Car ownership and usage has likely peaked in Western cities.  On a per person and per household basis miles driven are declined year over year, and this is not explained by a single factor. Most researchers examining these trends have focused on factors that increase the utility of non-auto modes such as transit to explain the decline in driving. Other researchers make shakier claims that smartphones are the culprit. But rather than looking at an increase in the utility of competing modes perhaps the proper way to view the decline in driving is that driving—and more importantly auto ownership—is not as valuable as it used to be. The utility of driving has diminished. Reasons for this include:

  •        Increased costs of auto ownership and usage
Cars and driving are simply more expensive than they used to be while wages have been stagnant for a broad swath of the workforce.

  •        Online shopping reduces the need to use a car for errands
Many trips once made by car are now made by truck. More importantly, online shopping makes it easier to live without a car making cars less valuable.
  •        Smaller households
Fewer people in each household reduce the amount of shuttling around.
  •        Higher risks associated with impaired driving
The risks and costs associated with impaired driving have increased substantially over the past 30 years. Driving to meet friends at a bar often means you have to figure out how to get your car home at the end of the night.
  •        More drivers on the road acting like jerks (road rage)
There have always been jerks on the road. But with more people on the road there are simply more jerks. A breakdown of social norms makes driving less fun. Here is a recent poll that finds that "The number of people who admit they feel “uncontrollable anger toward another driver” has doubled since 2005."
  •        Increased congestion
It simply takes longer to get places. Many errands and other tasks that used to be bundled as part of a journey are forgone.
  •        Autos are not improving as quickly as they once did
The marginal improvements in new cars are not enough to get people excited year after year. The difference between a 1970 model and 1980 model was great due to major technological shifts in the early 1970s. Overall cars improved rapidly year over year for decades.
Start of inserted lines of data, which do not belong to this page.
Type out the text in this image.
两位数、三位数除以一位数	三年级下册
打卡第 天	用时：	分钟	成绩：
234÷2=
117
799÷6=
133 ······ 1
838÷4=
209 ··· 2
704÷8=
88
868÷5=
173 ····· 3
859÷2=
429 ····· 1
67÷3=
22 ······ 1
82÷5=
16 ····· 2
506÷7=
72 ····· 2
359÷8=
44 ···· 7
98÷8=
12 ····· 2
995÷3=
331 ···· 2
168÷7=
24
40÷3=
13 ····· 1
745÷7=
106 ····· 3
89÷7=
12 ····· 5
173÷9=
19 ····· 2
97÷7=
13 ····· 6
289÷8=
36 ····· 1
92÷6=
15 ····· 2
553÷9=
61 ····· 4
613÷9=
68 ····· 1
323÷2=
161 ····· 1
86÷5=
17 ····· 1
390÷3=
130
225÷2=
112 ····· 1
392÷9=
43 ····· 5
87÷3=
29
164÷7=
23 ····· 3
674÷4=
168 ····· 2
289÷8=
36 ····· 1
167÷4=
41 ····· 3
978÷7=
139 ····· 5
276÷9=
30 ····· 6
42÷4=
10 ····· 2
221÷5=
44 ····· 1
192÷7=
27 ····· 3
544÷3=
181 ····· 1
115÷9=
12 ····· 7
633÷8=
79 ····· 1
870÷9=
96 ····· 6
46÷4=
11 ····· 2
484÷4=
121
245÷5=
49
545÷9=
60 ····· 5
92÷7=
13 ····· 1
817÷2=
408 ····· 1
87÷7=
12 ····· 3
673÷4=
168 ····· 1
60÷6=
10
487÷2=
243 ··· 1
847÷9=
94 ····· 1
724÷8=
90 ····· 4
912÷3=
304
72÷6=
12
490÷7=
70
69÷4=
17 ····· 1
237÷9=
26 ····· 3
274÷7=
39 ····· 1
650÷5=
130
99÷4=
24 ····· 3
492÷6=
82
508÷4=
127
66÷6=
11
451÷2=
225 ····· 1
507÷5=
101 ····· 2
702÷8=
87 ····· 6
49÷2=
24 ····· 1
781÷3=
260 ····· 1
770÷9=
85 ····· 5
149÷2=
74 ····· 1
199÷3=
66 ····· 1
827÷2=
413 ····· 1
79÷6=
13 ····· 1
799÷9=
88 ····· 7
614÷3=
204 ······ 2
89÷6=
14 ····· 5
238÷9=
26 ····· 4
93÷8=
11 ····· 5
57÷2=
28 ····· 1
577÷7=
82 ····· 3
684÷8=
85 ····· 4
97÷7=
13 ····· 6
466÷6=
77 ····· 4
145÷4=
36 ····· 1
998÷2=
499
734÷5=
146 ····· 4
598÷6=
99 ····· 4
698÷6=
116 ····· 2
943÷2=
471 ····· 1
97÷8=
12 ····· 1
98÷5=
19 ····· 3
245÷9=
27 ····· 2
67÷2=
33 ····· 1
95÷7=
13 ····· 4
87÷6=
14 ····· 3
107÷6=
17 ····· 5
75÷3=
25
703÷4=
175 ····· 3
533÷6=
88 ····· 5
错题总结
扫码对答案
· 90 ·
Yet now the new features on cars aren't as great as air bags, air conditioning, power windows, etc.
  • Cars are no longer DIY
As people keep their cars longer, any excitement about "new" things diminishes. In addition, cars are no longer something you buy and work on yourself so fewer people feel a connection to their machines. Cars are just something you drop off at the dealer every now and again for service.

What is not a likely explanation for the decline in driving and auto ownership are land use effects and the built environment. The reason that these are unlikely explanations is that driving apparently peaked at a time when there is no mass migration to new types of communities, and the trend toward less driving is a global phenomenon. Whatever the cause, the utility of driving has diminished within existing communities. The utility may have diminished in either absolute or relative terms.

A decline in the utility of driving helps explain why we aren’t seeing the reduction in miles (km) traveled show up elsewhere. The trips not taken have not been replaced. They are mostly just forgone. While it is true that transit trips have increased while driving has declined, the increase in transit usage doesn’t come close to matching the reduction in auto travel. 

So it may just be that driving is not as valuable as it used to be, and that policy decisions have not played a large role in this behavioral shift. A variety of substitution effects, economic effects and behavioral effects may have contributed to lower utility from driving.